Zhang Handong, director of Beijing’s powerful regulator the National Development and Reform Commission’s price supervision bureau, in an interview on Wednesday with the state-run China Daily newspaper, declined to name the company being targeted.

However, he said Chinese investigators had found that the carmaker had given instructions to its distributors to fix prices as far back as 2014.

Analysts speculated that the timing of the interview may have something to do with Mr Trump’s outspoken support for Taiwan.

“The government chose this timing because this is a transitional period for US-China relations,” said Zhong Shi, an independent automotive analyst in Beijing. “By targeting the US automakers from among all the companies out there, China is taking preemptive action to show that Beijing is capable of taking control of trade.” 

However, Mr Zhang said in the China Daily interview: “No one should read anything improper into the timing of penalty decisions or businesses that are targeted,” and emphasised that both Chinese and foreign businesses are being held to account for anti-competitive behaviour.

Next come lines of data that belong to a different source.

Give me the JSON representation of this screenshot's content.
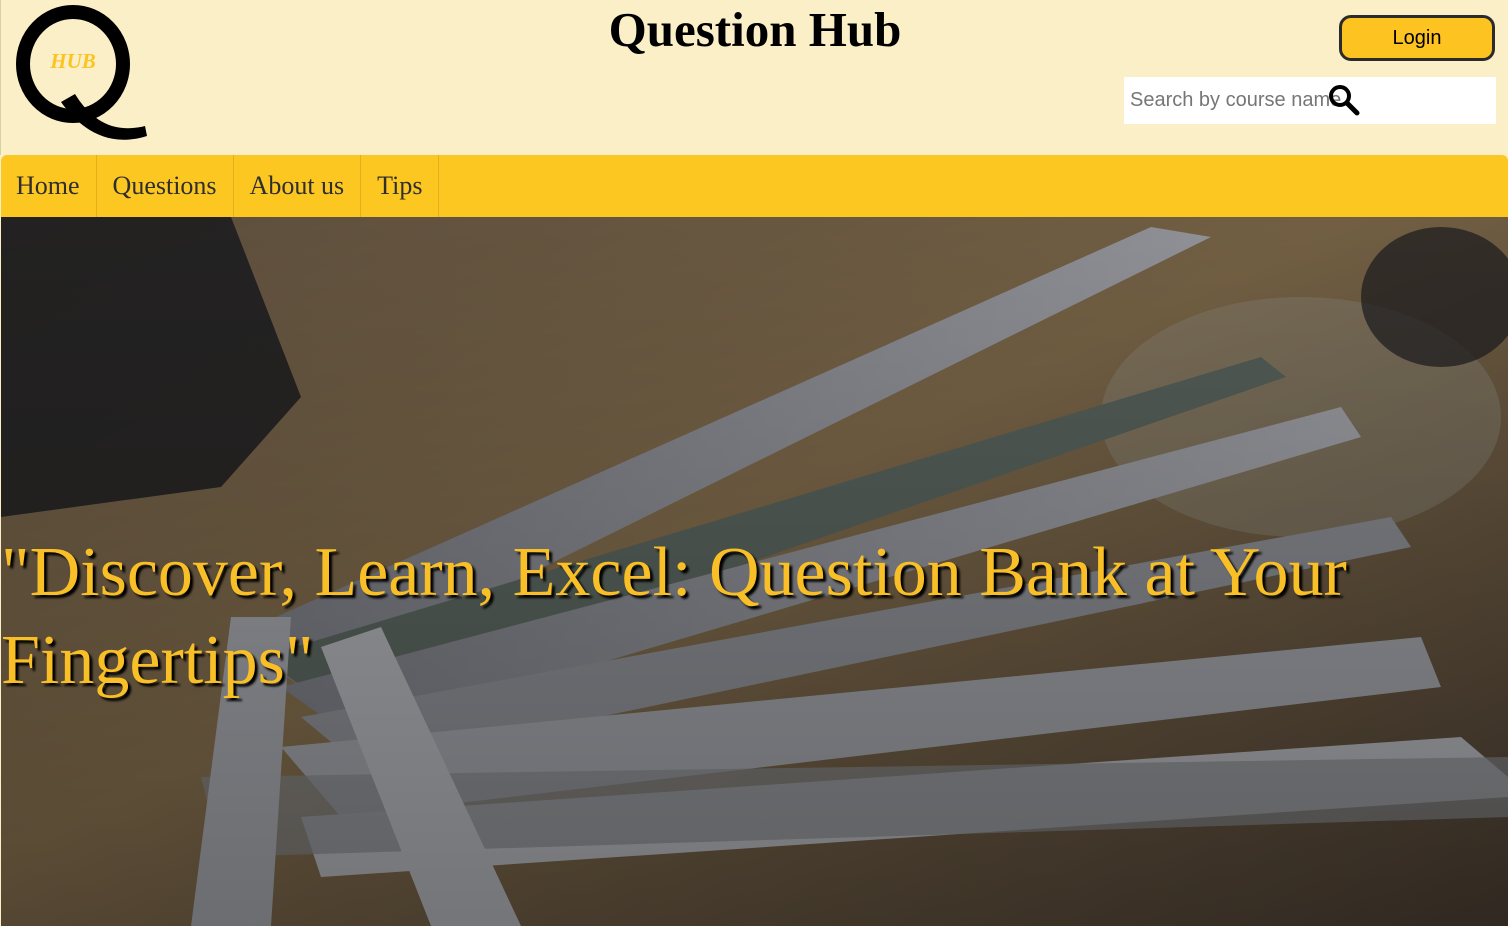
{
  "header": {
    "logo_letter": "Q",
    "logo_sub": "HUB",
    "title": "Question Hub",
    "login_label": "Login"
  },
  "search": {
    "placeholder": "Search by course name",
    "icon": "search-icon"
  },
  "nav": {
    "items": [
      {
        "label": "Home"
      },
      {
        "label": "Questions"
      },
      {
        "label": "About us"
      },
      {
        "label": "Tips"
      }
    ]
  },
  "hero": {
    "tagline": "\"Discover, Learn, Excel: Question Bank at Your Fingertips\""
  },
  "colors": {
    "header_bg": "#faefc7",
    "accent": "#fdc722",
    "tagline": "#f9bf26"
  }
}
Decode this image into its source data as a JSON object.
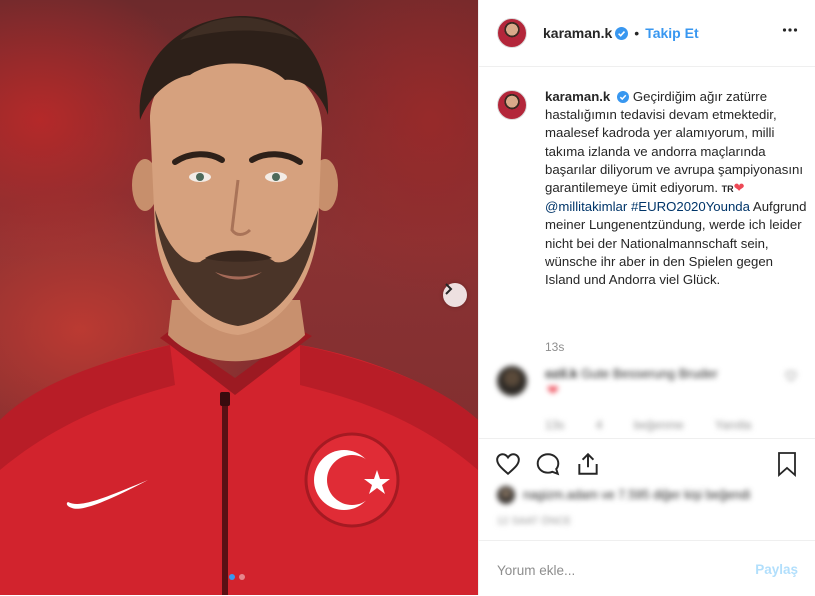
{
  "post": {
    "username": "karaman.k",
    "follow_label": "Takip Et",
    "separator": "•",
    "more_icon": "ellipsis-icon",
    "carousel": {
      "total_slides": 2,
      "active_slide": 1
    }
  },
  "caption": {
    "username": "karaman.k",
    "text_tr": "Geçirdiğim ağır zatürre hastalığımın tedavisi devam etmektedir, maalesef kadroda yer alamıyorum, milli takıma izlanda ve andorra maçlarında başarılar diliyorum ve avrupa şampiyonasını garantilemeye ümit ediyorum.",
    "flag": "TR",
    "heart": "❤",
    "mention": "@millitakimlar",
    "hashtag": "#EURO2020Younda",
    "text_de": "Aufgrund meiner Lungenentzündung, werde ich leider nicht bei der Nationalmannschaft sein, wünsche ihr aber in den Spielen gegen Island und Andorra viel Glück.",
    "time": "13s"
  },
  "comment": {
    "username": "ozil.k",
    "text": "Gute Besserung Bruder",
    "heart": "❤",
    "time": "13s",
    "likes": "4 beğenme",
    "reply": "Yanıtla",
    "like_icon": "heart-outline-icon"
  },
  "actions": {
    "like_icon": "heart-outline-icon",
    "comment_icon": "speech-bubble-icon",
    "share_icon": "share-icon",
    "save_icon": "bookmark-icon"
  },
  "likes": {
    "text": "nagizm.adam ve 7.595 diğer kişi beğendi"
  },
  "date": "12 SAAT ÖNCE",
  "comment_box": {
    "placeholder": "Yorum ekle...",
    "post_label": "Paylaş"
  },
  "colors": {
    "accent": "#3897f0",
    "post_disabled": "#b2dffc",
    "heart": "#ed4956",
    "hashtag": "#003569",
    "muted": "#8e8e8e"
  }
}
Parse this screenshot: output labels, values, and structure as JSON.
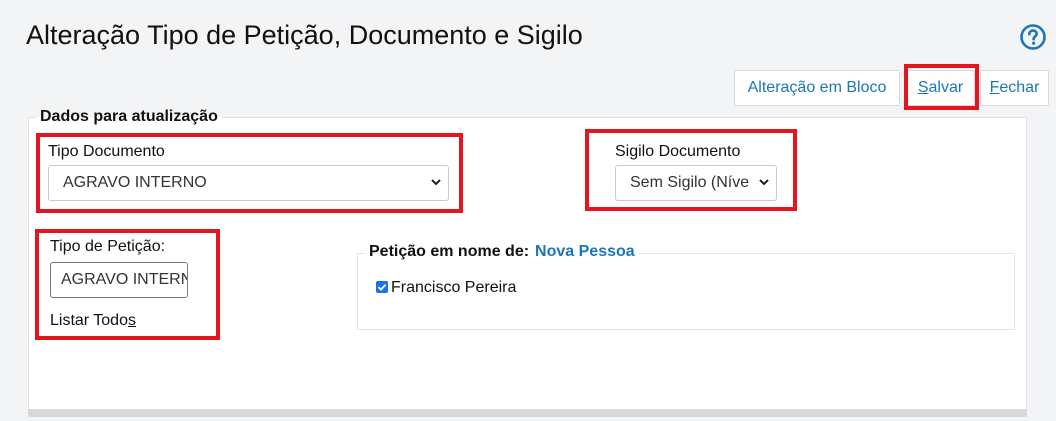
{
  "page": {
    "title": "Alteração Tipo de Petição, Documento e Sigilo",
    "help_icon": "help-circle-icon"
  },
  "toolbar": {
    "bulk_label": "Alteração em Bloco",
    "save_label_first": "S",
    "save_label_rest": "alvar",
    "close_label_first": "F",
    "close_label_rest": "echar"
  },
  "form": {
    "section_title": "Dados para atualização",
    "tipo_documento": {
      "label": "Tipo Documento",
      "value": "AGRAVO INTERNO"
    },
    "sigilo_documento": {
      "label": "Sigilo Documento",
      "value": "Sem Sigilo (Níve"
    },
    "tipo_peticao": {
      "label": "Tipo de Petição:",
      "value": "AGRAVO INTERNO",
      "list_all_prefix": "Listar Todo",
      "list_all_underlined": "s"
    },
    "peticao_nome": {
      "label": "Petição em nome de:",
      "new_person_link": "Nova Pessoa",
      "persons": [
        {
          "name": "Francisco Pereira",
          "checked": true
        }
      ]
    }
  },
  "colors": {
    "accent": "#1b76b8",
    "highlight": "#e3161f",
    "checkbox": "#1a73e8"
  }
}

President-elect Trump a fortnight ago broke nearly 40 years of protocol when he accepted a congratulatory telephone call from Taiwan’s leader Tsai Ying-wen — a move that irked Beijing, which regards Taiwan as an inalienable part of China.

Last weekend Mr Trump went a step further and questioned the One China policy, under which the US withdrew diplomatic recognition of Taiwan in 1979 in favour of Beijing. China hit back, saying that the One China policy was the “bedrock” of relations between the two countries.

An editorial in the same paper on Tuesday urged Mr Trump to consider the importance of close economic ties between China and the US rather than “trying to gain an upper hand in what is essentially a win-win relationship”. 

“History proves that what is good for Sino-US relations is good for their economies,” it said, adding that Chinese customers bought more than a third of the almost 10m vehicles General Motors sold worldwide last year. 

Janet Lewis of Macquarie Securities, a Tokyo-based expert on Asian auto markets, speculated that the target of the fine could be either Ford or GM, both of which are major automobile exporters to China. 

However, both have been aggressively discounting their sales recently, which does not support suggestion of monopolistic behaviour. “The accusation seems dubious given the discounting we have seen,” Ms Lewis said.

GM’s Buick is the best-selling US car brand in China, in third place overall with 5.2 per cent of the market in the first 10 months of 2016, according to Macquarie Research. Ford is ninth with 3.9 per cent while Chevrolet ranks 16th with 2.1 per cent. 

Mr Zhang said the NDRC had evidence that dealers were given instructions by the carmaker in question to fix prices both orally and in emails starting in 2014. 

Anti-monopoly law is still young in China and has in the past invited accusations that foreign companies are unfairly targeted, a charge the Chinese vehemently reject. 

In 2015 US chipmaker Qualcomm was hit with a $975m fine for allegedly anti-competitive behaviour, a charge the company rejected.